Quattro Pro, however, split the sheet in two at the freeze line, adding a set of spreadsheet tabs, forgot outline settings and changed the cell colours to make the text unreadable, all of which makes us question just how Excel-compatible this application really is.
Paradox
Paradox is a relational database with good support for a wide range of file and table formats, including Access and SQL, while its own data can be read by any ODBC-compliant application.
Presentations
Presentations makes short work of producing Powerpoint-like slides. An extensive selection of drawing tools gives immediate access to predefined shapes, while 12 presentation types will set up skeleton slideshows, ready to be populated by your own data.
Little has changed here beyond improvements in its handling of Powerpoint presentations, and integration with the suite-wide spelling tool.
As mentioned at the start, we have some reservations after using this suite. It has some quirky features that run contrary to what is the accepted norm for productivity tools.

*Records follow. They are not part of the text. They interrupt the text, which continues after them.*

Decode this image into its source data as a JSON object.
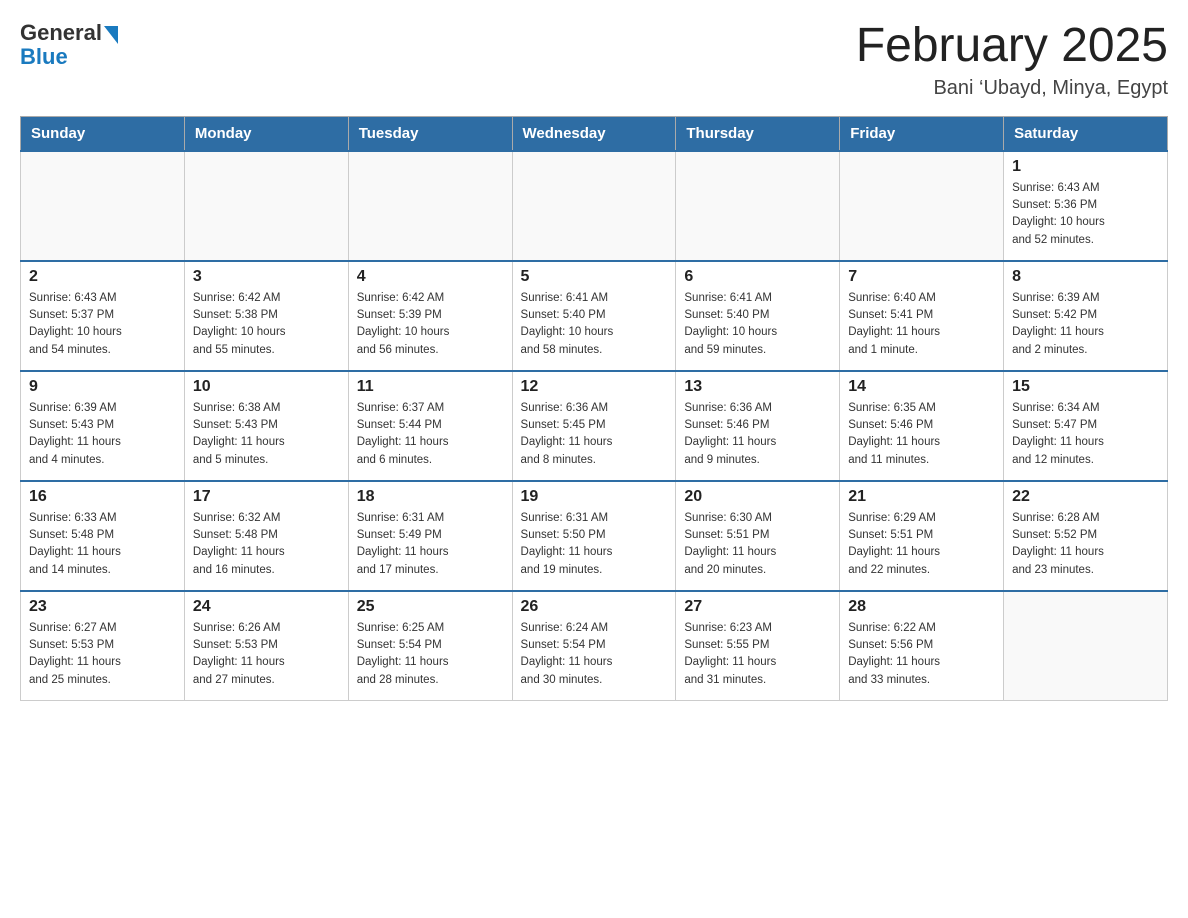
{
  "header": {
    "logo_general": "General",
    "logo_blue": "Blue",
    "month_title": "February 2025",
    "location": "Bani ‘Ubayd, Minya, Egypt"
  },
  "weekdays": [
    "Sunday",
    "Monday",
    "Tuesday",
    "Wednesday",
    "Thursday",
    "Friday",
    "Saturday"
  ],
  "weeks": [
    [
      {
        "day": "",
        "info": ""
      },
      {
        "day": "",
        "info": ""
      },
      {
        "day": "",
        "info": ""
      },
      {
        "day": "",
        "info": ""
      },
      {
        "day": "",
        "info": ""
      },
      {
        "day": "",
        "info": ""
      },
      {
        "day": "1",
        "info": "Sunrise: 6:43 AM\nSunset: 5:36 PM\nDaylight: 10 hours\nand 52 minutes."
      }
    ],
    [
      {
        "day": "2",
        "info": "Sunrise: 6:43 AM\nSunset: 5:37 PM\nDaylight: 10 hours\nand 54 minutes."
      },
      {
        "day": "3",
        "info": "Sunrise: 6:42 AM\nSunset: 5:38 PM\nDaylight: 10 hours\nand 55 minutes."
      },
      {
        "day": "4",
        "info": "Sunrise: 6:42 AM\nSunset: 5:39 PM\nDaylight: 10 hours\nand 56 minutes."
      },
      {
        "day": "5",
        "info": "Sunrise: 6:41 AM\nSunset: 5:40 PM\nDaylight: 10 hours\nand 58 minutes."
      },
      {
        "day": "6",
        "info": "Sunrise: 6:41 AM\nSunset: 5:40 PM\nDaylight: 10 hours\nand 59 minutes."
      },
      {
        "day": "7",
        "info": "Sunrise: 6:40 AM\nSunset: 5:41 PM\nDaylight: 11 hours\nand 1 minute."
      },
      {
        "day": "8",
        "info": "Sunrise: 6:39 AM\nSunset: 5:42 PM\nDaylight: 11 hours\nand 2 minutes."
      }
    ],
    [
      {
        "day": "9",
        "info": "Sunrise: 6:39 AM\nSunset: 5:43 PM\nDaylight: 11 hours\nand 4 minutes."
      },
      {
        "day": "10",
        "info": "Sunrise: 6:38 AM\nSunset: 5:43 PM\nDaylight: 11 hours\nand 5 minutes."
      },
      {
        "day": "11",
        "info": "Sunrise: 6:37 AM\nSunset: 5:44 PM\nDaylight: 11 hours\nand 6 minutes."
      },
      {
        "day": "12",
        "info": "Sunrise: 6:36 AM\nSunset: 5:45 PM\nDaylight: 11 hours\nand 8 minutes."
      },
      {
        "day": "13",
        "info": "Sunrise: 6:36 AM\nSunset: 5:46 PM\nDaylight: 11 hours\nand 9 minutes."
      },
      {
        "day": "14",
        "info": "Sunrise: 6:35 AM\nSunset: 5:46 PM\nDaylight: 11 hours\nand 11 minutes."
      },
      {
        "day": "15",
        "info": "Sunrise: 6:34 AM\nSunset: 5:47 PM\nDaylight: 11 hours\nand 12 minutes."
      }
    ],
    [
      {
        "day": "16",
        "info": "Sunrise: 6:33 AM\nSunset: 5:48 PM\nDaylight: 11 hours\nand 14 minutes."
      },
      {
        "day": "17",
        "info": "Sunrise: 6:32 AM\nSunset: 5:48 PM\nDaylight: 11 hours\nand 16 minutes."
      },
      {
        "day": "18",
        "info": "Sunrise: 6:31 AM\nSunset: 5:49 PM\nDaylight: 11 hours\nand 17 minutes."
      },
      {
        "day": "19",
        "info": "Sunrise: 6:31 AM\nSunset: 5:50 PM\nDaylight: 11 hours\nand 19 minutes."
      },
      {
        "day": "20",
        "info": "Sunrise: 6:30 AM\nSunset: 5:51 PM\nDaylight: 11 hours\nand 20 minutes."
      },
      {
        "day": "21",
        "info": "Sunrise: 6:29 AM\nSunset: 5:51 PM\nDaylight: 11 hours\nand 22 minutes."
      },
      {
        "day": "22",
        "info": "Sunrise: 6:28 AM\nSunset: 5:52 PM\nDaylight: 11 hours\nand 23 minutes."
      }
    ],
    [
      {
        "day": "23",
        "info": "Sunrise: 6:27 AM\nSunset: 5:53 PM\nDaylight: 11 hours\nand 25 minutes."
      },
      {
        "day": "24",
        "info": "Sunrise: 6:26 AM\nSunset: 5:53 PM\nDaylight: 11 hours\nand 27 minutes."
      },
      {
        "day": "25",
        "info": "Sunrise: 6:25 AM\nSunset: 5:54 PM\nDaylight: 11 hours\nand 28 minutes."
      },
      {
        "day": "26",
        "info": "Sunrise: 6:24 AM\nSunset: 5:54 PM\nDaylight: 11 hours\nand 30 minutes."
      },
      {
        "day": "27",
        "info": "Sunrise: 6:23 AM\nSunset: 5:55 PM\nDaylight: 11 hours\nand 31 minutes."
      },
      {
        "day": "28",
        "info": "Sunrise: 6:22 AM\nSunset: 5:56 PM\nDaylight: 11 hours\nand 33 minutes."
      },
      {
        "day": "",
        "info": ""
      }
    ]
  ]
}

While Corel gives options for greater Microsoft compatibility - in terms of working practices, not just file formats - these are not activated by default.
Office 11 is a competent, attractive product with some time-saving features, but in an age when the only way to survive is to mimic the market leader it should be following the example of Sun's Star Office, which apes Microsoft Office very well indeed.
Nonetheless, we feel it would be wrong to mark it down for being bold and sticking to its guns, so despite our reservations it scores very well indeed.
Contact: Corel
www.corel.com
System requirements:
Our verdict
Pros:Excellent formatting options in WordPerfect and Quattro Pro.Cons: Some surprising functions may put off existing Microsoft users.Overall:An extensive, competent suite with a long history, WordPerfect Office should have wide appeal. If you are an existing user it's going to be worth a look.